Le niveau des mesures de protection des données à mettre en œuvre dépend de l’estimation de la situation personnelle (emplacement central ou périphérique, transferts réguliers de données dans des Etats tiers peu sûrs, processus numériques de grande ampleur avec des données de patients délicates ou des applications peu transparentes, p. ex.) et de l’appétence pour le risque. Lorsque le risque est élevé pour les patients concernés, il est parfois nécessaire de mener une analyse d’impact relative à la protection des données (une sorte d’analyse du risque par rapport au traitement concret des données et aux conséquences possibles sur les personnes concernées) pour un processus précis ou une application. Les thèmes critiques tels que les données et les droits des patients ainsi que les données sur le personnel doivent être prioritaires. Le site Internet et la visibilité vis-à-vis de l’extérieur sont également très importants, car il s’agit généralement du premier point de contact pour les patients et pour les autorités de surveillance de la protection des données. De plus, un cabinet ou un hôpital peut justement se servir de son site Internet pour prouver que les exigences de la protection des données sont respectées et pour montrer sa compétence en la matière. Ainsi, un site Internet peut déjà contribuer considérablement à l’obligation d’informer et permet d’attirer l’attention sur les droits des personnes concernées (le droit d’accès, p. ex.). Il ne remplace cependant pas l’information concrète aux patients (voir ce qui suit).

3. Registre des activités critiques de traitement des données («Data Mapping»)

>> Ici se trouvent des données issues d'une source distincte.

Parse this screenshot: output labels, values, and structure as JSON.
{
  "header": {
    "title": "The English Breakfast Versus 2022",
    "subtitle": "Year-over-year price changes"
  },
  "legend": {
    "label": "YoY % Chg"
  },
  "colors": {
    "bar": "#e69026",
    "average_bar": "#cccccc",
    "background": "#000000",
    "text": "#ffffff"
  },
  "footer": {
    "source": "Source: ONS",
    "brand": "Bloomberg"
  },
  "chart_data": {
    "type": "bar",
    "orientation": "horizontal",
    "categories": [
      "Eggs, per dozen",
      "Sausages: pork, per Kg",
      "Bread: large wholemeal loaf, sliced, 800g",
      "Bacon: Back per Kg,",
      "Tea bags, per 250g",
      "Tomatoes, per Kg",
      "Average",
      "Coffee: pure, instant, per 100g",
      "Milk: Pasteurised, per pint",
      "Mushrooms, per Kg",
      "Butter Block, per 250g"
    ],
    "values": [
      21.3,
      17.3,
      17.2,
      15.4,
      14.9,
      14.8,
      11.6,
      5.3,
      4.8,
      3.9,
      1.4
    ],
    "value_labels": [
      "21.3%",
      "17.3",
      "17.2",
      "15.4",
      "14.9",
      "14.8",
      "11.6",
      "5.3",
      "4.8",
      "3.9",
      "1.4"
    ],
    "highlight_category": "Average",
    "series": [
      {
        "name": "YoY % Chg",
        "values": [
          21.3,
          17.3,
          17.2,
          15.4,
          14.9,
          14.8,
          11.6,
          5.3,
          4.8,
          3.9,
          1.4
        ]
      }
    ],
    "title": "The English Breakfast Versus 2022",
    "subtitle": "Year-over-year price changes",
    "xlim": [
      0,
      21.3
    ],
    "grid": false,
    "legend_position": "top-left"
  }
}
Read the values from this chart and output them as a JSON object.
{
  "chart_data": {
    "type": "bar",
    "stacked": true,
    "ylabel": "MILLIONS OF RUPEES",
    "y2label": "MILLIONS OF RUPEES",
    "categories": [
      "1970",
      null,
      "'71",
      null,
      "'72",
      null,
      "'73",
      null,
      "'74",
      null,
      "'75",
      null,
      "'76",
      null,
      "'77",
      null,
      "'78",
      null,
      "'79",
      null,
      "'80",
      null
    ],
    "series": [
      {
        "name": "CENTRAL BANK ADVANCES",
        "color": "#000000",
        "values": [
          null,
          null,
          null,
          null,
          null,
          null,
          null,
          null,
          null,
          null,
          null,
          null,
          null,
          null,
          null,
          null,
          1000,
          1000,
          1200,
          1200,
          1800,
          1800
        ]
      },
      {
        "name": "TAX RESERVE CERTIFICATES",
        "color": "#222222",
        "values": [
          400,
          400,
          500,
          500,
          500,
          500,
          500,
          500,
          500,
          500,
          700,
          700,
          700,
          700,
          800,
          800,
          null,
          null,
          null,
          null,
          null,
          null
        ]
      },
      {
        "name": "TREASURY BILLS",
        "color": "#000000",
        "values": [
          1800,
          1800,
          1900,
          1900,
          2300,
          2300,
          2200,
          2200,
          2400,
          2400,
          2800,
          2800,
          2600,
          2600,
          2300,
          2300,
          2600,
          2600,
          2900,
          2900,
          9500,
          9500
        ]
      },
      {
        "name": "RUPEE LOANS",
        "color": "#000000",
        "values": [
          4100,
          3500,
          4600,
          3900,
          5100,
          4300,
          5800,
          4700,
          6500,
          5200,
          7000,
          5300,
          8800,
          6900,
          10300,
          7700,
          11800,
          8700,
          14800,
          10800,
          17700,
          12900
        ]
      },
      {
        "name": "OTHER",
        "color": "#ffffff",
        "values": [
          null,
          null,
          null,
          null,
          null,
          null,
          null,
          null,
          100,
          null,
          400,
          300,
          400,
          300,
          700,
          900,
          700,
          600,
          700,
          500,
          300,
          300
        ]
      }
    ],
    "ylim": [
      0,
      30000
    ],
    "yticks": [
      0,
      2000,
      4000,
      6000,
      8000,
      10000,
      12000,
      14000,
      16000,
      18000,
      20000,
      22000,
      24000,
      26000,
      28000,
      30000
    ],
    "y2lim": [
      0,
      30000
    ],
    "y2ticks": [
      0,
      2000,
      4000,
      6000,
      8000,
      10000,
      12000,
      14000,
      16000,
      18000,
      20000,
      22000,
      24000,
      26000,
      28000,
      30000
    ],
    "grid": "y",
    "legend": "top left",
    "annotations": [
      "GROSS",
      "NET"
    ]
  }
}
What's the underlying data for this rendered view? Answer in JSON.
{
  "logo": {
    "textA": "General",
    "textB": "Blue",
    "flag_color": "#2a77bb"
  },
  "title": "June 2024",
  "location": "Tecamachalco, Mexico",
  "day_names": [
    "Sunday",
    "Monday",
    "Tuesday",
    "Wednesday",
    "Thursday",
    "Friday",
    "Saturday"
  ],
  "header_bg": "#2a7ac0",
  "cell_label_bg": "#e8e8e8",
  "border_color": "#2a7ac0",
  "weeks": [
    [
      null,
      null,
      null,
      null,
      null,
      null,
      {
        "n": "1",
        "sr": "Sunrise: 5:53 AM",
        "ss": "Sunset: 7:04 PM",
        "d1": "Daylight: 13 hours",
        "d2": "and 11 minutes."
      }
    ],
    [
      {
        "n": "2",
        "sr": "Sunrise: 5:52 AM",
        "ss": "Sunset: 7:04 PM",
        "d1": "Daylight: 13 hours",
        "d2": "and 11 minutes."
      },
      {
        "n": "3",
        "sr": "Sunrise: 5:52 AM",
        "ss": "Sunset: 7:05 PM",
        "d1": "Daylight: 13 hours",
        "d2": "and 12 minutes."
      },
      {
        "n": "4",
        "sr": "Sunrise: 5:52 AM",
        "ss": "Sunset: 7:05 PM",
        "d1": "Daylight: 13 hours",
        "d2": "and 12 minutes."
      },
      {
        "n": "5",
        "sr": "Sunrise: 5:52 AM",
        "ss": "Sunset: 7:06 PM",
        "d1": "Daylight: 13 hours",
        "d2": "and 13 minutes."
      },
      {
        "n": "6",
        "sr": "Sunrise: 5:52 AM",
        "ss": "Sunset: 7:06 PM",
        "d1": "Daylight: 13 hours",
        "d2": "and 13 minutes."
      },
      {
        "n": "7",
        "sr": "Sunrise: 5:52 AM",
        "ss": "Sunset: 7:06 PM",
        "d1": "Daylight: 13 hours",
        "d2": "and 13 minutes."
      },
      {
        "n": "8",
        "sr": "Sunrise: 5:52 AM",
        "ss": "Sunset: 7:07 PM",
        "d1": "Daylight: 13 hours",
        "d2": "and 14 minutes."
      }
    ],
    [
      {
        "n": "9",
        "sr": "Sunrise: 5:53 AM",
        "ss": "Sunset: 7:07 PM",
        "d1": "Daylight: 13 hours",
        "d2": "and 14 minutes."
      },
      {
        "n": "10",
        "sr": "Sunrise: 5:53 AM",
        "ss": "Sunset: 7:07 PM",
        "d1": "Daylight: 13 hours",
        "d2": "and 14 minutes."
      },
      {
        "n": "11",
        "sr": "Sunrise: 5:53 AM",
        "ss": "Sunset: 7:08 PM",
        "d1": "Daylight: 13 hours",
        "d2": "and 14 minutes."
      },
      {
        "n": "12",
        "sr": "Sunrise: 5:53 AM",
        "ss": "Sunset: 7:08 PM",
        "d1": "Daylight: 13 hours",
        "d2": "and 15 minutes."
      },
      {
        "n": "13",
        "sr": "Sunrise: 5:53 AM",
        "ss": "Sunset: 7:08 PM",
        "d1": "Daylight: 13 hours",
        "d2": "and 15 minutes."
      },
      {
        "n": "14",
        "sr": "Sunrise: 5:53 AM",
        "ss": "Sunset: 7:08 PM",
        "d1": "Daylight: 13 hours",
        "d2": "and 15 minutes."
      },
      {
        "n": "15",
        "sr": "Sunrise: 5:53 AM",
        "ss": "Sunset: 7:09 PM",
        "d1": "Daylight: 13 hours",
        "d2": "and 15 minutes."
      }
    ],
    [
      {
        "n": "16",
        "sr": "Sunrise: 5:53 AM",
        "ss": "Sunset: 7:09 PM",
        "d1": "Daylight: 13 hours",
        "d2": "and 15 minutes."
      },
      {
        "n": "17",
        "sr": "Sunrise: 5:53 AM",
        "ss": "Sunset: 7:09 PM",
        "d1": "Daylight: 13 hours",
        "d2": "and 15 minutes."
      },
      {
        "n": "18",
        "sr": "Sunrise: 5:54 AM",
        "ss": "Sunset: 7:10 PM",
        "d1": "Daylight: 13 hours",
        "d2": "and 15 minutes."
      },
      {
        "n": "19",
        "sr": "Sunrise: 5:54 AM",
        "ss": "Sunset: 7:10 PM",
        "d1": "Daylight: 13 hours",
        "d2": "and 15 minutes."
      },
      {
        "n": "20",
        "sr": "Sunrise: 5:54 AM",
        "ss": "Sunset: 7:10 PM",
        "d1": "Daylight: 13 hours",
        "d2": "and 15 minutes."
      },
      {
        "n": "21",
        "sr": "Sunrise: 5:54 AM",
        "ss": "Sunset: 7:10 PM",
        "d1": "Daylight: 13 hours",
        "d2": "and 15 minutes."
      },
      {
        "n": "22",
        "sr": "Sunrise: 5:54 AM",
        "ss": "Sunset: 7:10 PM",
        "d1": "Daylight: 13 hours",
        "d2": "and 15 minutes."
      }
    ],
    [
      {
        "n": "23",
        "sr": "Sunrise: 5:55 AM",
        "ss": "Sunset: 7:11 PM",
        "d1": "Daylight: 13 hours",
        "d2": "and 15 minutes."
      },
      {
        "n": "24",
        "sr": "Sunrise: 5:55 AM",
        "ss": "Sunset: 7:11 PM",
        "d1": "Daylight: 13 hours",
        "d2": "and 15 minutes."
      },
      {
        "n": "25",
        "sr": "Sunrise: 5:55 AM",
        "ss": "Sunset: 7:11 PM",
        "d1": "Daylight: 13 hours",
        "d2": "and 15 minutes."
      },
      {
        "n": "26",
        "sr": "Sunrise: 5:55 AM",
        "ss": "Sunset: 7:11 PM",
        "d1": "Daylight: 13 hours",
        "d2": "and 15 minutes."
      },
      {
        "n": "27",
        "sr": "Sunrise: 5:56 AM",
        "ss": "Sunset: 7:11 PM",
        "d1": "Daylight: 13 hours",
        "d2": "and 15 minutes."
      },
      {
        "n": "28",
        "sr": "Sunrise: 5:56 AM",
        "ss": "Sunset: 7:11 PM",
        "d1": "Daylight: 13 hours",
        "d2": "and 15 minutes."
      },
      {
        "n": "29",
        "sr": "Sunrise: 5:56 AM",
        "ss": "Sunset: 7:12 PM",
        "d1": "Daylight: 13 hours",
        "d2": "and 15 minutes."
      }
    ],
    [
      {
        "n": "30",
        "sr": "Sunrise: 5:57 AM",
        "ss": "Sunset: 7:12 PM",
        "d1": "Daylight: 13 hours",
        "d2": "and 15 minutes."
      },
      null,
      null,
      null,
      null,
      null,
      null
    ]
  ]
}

Chaque cabinet ou hôpital doit tenir un registre des activités de traitement des données effectuées sous sa responsabilité. Peu importe la forme sous laquelle les données personnelles sont présentées (données électroniques, liste sur papier ou radiographies, p. ex.), le registre doit contenir les informations minimales requises par la loi (le nom et les coordonnées de la personne responsable, la nature des données, la finalité du traitement des données et les destinataires des ­données, p. ex.). La base légale sur laquelle repose le traitement des données concerné (consentement du patient, exécution d’un contrat, intérêt légitime du médecin, p. ex.) ainsi que les mesures organisationnelles et techniques mises en œuvre pour protéger les données personnelles sont des informations supplémentaires utiles. Ce registre sert en même temps à prouver que les exigences légales ont été respectées (obligation d’établir une documentation, principe de responsabilité, p. ex.). On trouve différents modèles de registres sur Internet (voir sous «Liens» à la fin de cet article).

4. Directives internes relatives à la protection des données

Les directives internes relatives à la protection des données sont un ensemble de règles régissant le traitement des données personnelles. Elles contiennent des dispositions contraignantes et centrales sur la gestion des données personnelles au sein du cabinet ou de l’hôpital. Tous les collaborateurs du cabinet ou de l’hôpital sont tenus de suivre ce règlement interne. De telles ­directives apportent davantage de clarté et jettent les bases pour une compréhension commune et une gestion uniforme des données personnelles. Elles doivent au minimum inclure les principes de la protection des données en vigueur en Suisse (voir la vue d’ensemble de ces principes dans l’annexe des directives de 2014 sur les exigences minimales qu’un système de gestion de la protection des données doit remplir, qui est utilisée dans le cadre des certifications en matière de protection des données). D’autres éléments importants sont, entre autres, des responsabilités clairement définies, des règles pour la gestion des données de patients et les procédures mises en place pour l’exercice des droits des personnes concernées (droit d’accès, p. ex.).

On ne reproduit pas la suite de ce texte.